In ruil voor een financiële bijdrage van 144 miljoen euro, krijgen 119 Europese schepen toegang tot de territoriale wateren van Marokko. De FPA wordt beschouwd als een van de belangrijkste visovereenkomsten van de Europese Gemeenschap’. Schepen uit 11 Europese Lidstaten krijgen via het akkoord toegang tot de Marokkaanse wateren; het betreft schepen uit Frankrijk, Duitsland, Griekenland, Ierland, Italië, Letland, Litouwen, Nederland, Polen, Portugal en Spanje.

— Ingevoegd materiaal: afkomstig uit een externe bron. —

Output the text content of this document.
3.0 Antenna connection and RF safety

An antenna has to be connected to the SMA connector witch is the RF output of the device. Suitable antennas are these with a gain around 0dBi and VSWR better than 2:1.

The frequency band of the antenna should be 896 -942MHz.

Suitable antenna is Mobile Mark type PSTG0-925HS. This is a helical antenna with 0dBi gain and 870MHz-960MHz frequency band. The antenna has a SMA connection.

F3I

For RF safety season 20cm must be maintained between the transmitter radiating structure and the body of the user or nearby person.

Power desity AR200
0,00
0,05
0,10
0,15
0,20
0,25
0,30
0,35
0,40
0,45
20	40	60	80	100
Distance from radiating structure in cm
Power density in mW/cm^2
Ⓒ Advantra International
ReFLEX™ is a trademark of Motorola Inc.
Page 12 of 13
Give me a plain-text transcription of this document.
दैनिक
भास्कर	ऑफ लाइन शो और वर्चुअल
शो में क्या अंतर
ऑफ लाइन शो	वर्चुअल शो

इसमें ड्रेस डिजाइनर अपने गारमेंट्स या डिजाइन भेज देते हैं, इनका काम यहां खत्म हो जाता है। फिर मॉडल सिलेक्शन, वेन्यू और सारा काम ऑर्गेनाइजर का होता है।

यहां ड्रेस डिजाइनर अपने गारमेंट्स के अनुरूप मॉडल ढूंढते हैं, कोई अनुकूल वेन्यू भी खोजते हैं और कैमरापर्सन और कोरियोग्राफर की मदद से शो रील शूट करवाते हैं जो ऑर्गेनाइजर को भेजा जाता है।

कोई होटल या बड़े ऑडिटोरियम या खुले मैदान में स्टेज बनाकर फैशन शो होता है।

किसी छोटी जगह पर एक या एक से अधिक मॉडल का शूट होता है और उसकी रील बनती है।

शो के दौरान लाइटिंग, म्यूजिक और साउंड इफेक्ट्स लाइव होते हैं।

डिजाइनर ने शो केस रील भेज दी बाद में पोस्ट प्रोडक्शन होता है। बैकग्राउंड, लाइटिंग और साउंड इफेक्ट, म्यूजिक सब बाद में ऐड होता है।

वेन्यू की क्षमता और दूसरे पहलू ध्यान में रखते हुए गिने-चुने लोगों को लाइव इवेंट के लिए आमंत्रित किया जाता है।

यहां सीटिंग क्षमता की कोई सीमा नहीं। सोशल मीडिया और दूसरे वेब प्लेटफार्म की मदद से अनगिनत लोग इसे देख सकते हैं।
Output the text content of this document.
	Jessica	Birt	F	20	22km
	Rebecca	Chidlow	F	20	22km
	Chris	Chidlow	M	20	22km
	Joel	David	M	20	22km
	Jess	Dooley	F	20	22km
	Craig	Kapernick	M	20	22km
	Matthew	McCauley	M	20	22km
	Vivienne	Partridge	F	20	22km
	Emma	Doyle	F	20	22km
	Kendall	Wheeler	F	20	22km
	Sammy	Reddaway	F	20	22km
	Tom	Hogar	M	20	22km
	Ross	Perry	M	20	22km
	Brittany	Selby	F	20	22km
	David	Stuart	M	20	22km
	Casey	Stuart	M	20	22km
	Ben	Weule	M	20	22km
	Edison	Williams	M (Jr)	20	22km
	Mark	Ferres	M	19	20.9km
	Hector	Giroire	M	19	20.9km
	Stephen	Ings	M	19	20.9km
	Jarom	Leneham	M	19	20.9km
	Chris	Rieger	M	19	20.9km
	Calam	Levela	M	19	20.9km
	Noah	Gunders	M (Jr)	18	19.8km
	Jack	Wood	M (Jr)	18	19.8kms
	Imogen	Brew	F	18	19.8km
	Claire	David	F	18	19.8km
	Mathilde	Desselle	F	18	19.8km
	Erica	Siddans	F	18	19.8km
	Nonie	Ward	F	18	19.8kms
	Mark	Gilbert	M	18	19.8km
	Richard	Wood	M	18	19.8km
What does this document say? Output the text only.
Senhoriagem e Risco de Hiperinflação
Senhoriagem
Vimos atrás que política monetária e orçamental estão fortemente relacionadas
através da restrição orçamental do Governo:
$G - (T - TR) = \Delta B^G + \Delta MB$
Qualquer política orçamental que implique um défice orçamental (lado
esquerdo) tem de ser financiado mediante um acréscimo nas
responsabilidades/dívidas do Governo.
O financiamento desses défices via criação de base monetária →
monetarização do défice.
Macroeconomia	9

Vanwege de vage territoriale omschrijving was de FPA omstreden. Het akkoord vermeldt dat Europese visserij kan plaatsvinden in “de wateren waarover het Koninkrijk Marokko de soevereiniteit of de jurisdictie bezit”[2] en laat het aan de Marokkaanse overheid om bepalen waar dat precies is.

Sinds 1975 bezet Marokko het kustgebied van de Westelijke Sahara en beheerst het de aangrenzende wateren.[3] Doordat de Marokkaanse visvoorraden grotendeels uitgeput zijn, gebeuren de grootste vangsten vandaag langs de Saharaanse kusten.[4]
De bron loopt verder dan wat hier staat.